Она от испуга еще больше съёжилась, стала как будто меньше ростом, понимая, какое впечатление произведет не эскиз весталки, а её «обнаженная натура» в служебном купе проводника вагона… Ужас! Кошмар. Тем более, что этот старый пень Никифоров, от которого вечно разило кислой капустой, похмельем и заскорузлыми носками, настойчиво её домогался после повышения в должности. Люба с переменным успехом отбивала его атаки и ухаживания.
– Откройте, Любовь Ивановна! Я требую…
В следующий момент язычок замка провернулся, и дверь послушно отъехала, освобождая проверяющему обзор – открыл-таки, паразит, своим ключом.

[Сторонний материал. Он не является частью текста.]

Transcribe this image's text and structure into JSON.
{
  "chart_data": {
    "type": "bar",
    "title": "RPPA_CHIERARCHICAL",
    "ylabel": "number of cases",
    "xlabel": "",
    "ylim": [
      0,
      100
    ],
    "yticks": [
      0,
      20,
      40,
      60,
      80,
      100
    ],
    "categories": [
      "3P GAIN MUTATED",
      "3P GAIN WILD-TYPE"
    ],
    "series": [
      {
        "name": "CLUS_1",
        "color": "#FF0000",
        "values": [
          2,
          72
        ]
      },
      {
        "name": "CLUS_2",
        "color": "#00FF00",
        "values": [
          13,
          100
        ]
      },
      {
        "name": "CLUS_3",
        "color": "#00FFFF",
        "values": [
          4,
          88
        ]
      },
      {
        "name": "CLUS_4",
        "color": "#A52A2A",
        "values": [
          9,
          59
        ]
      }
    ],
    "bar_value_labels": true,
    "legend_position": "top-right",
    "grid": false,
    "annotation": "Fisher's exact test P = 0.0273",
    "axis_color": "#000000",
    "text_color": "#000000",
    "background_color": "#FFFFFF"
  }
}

На пороге купе в форменной шинели с начищенными пуговицами (как киношный жандарм) стоял Никифоров, распушив пшеничные усы. В руках он держал фуражку железнодорожника, которая была ему мала и постоянно падала с потной головы. За начальником поезда, уперев кулаки в то, что когда-то называлось «талией», громоздилась фигура члена не то уличкома, не то избиркома – короче, неутомимой общественницы, хорошо узнаваемой в любой жизненной ситуации по генеральским лампасам на широких спортивных штанах.
– Ну, я же говорила вам, что ваша проводничка прелюбодействует с зайцем, не имеющим паспорта, в служебном купе. Пыхтят на весь вагон. Спать людям не дают, сволочи!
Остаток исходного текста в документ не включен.